Türkiye’nin Fırat’ın doğusuna girmesine ‘içerde ve dışarda’ tepki gösterenlere şaşırmak gerekir mi? Batı sisteminin patronu ABD’nin, muhtelif kanallar üzerinden üstelik doğrudan gizli servislerin marifetiyle elde ettiklerinin yanı sıra bu yola müracaat etmeden sivil görünümlü kuruluşlar eliyle devşirdiği, Avrupa’nın medya ya da insan hakları gibi kuruluşlar üzerinden kendisine bağımlı hale getirdiği çok sayıda ‘devşirmeden’ bahsetmek mümkündür.
Bunların bir kısmı medyada, bir kısmı akademi ya da başka saygın kuruluşlarda muhtelif sıfatları olan, aralarında aydın, sanatçı gibi unvanlar taşıyanları da vardır. Batının bu ‘operasyonel elemanları’ boşuna beslemediği herkesin bildiği bir şey olmalıdır; bu güruh tam da bugünler için kendisine verilen işi yapmaya zaten hazırdır; bu sebeple bunların medyada, içeride veya dışarıda çeşitli platformlarda ABD veya Avrupalı kuruluşların ağzıyla Türkiye’yi suçlayıcı konuşma yaptıklarını görmek işin tabiatı gereğidir. Bunları muhatap almak yerine doğrudan sahibine bakmak daha doğru olacaktır.
ABD VE AVRUPA FARKLI MI?
Batı sisteminin bütün bölgeyi hedef alan bir planı olduğu, Ortadoğu ülkelerinin siyasal yapılarını değiştirmek, haritalarını yeniden çizmek istediği açığa çıkmış bir stratejidir fakat bu sistem içinde Türkiye’nin bölünmesinin etnik ve mezhepsel olarak parçalanmasının öncelikli olarak Avrupa ülkelerinin hedefi olduğunu görmek gerekir; bir süredir ABD bu hedef doğrultusunda uzun zamandan bu tarafa çalışan Avrupa’nın önüne geçerek inisiyatifi ele almıştır denilebilir; bir anlamda ABD ile Avrupa arasında bir öncelik farkı vardır.
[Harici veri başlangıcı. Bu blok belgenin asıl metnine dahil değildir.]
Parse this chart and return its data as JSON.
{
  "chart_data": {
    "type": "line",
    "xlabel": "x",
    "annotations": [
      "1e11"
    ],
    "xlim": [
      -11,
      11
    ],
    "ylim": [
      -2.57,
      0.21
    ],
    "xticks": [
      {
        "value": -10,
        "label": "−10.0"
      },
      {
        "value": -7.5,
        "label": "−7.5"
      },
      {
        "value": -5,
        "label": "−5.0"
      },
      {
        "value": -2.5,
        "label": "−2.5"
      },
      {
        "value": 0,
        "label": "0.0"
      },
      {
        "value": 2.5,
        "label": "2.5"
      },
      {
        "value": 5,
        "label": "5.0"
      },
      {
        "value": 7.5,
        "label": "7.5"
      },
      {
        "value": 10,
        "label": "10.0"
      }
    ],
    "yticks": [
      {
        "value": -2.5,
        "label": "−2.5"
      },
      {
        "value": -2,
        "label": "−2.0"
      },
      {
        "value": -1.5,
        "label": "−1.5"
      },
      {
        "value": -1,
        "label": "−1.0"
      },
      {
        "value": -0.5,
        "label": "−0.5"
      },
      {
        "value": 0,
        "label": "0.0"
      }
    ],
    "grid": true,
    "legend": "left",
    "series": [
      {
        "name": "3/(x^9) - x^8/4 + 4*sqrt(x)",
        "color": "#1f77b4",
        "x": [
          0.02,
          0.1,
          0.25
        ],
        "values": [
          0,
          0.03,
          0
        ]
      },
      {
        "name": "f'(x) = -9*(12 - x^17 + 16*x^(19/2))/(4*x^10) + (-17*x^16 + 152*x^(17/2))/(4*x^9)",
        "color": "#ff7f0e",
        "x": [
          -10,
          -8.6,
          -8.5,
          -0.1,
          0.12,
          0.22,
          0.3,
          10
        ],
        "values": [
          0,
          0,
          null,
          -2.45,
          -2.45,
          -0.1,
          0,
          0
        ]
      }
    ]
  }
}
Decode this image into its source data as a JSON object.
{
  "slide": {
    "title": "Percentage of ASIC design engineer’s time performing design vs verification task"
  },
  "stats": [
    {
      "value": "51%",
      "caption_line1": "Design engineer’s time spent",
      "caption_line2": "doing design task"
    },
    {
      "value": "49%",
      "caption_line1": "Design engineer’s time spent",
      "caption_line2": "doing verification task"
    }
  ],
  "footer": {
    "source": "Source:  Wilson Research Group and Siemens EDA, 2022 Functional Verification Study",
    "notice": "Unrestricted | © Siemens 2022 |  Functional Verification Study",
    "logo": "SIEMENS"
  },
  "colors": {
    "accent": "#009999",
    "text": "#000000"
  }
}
ABD öncelikli olarak İran’ı hedef haline getirmek isterken Avrupa açısından Türkiye bir an önce ‘çözülmesi gereken bir problemdir’.
ABD başta olmak üzere Avrupa’nın da dâhil olduğu Batı sistemi giderek hegemonik üstünlüğünü kaybetmektedir; bilhassa yaşlanan, yaratıcılığını ve değişim üretme kapasitesini yitiren Avrupa açısından Türkiye’nin gelişmesi, hızlı bir ekonomik büyüme sürecini yaşaması, Ortadoğu’ya, Asya’ya ve Afrika’ya açılması kısa vadede Avrupa ülkeleri için ciddi bir sorun olarak görülmektedir.
OYUN BOZMAK
Avrupa Birliği projesinin hızla anlamsız hale gelmesi üzerine, Ortadoğu’da Müslüman, demokrat, modern bir ülkenin yükselmesi ve bunun dünkü sömürgelere model olması, yeni bir işbirliği ve dayanışma zemininin yükseltmesi anlamına gelecektir ki bu durum bu coğrafyada Avrupa sömürüsünün ve hegemonyasının kaybolmasının önünü açacaktır. Batı için bunu önlemenin yolu, Türkiye’nin etkisiz bir ülke haline getirilmesinden geçmektedir; bu ise etnik ve mezhepsel eksende bu ülkenin istikrarsızlaştırılmasıyla ilgilidir.
Şimdi Avrupa’nın, PKK/PYD terör aracının ABD’nin kontrolüne geçmesine değil de Türkiye karşısında bu terör yapılanmasının yalnız bırakıldığını düşünerek ABD’ye öfke duyduğunu görmek şaşırtıcı değildir; bu yüzden Avrupa’da Türkiye düşmanlığının artması da sürpriz olmaz. Avrupa Birlikçiler neredesiniz; Türkiye patronlarınızın oyununu bozuyor!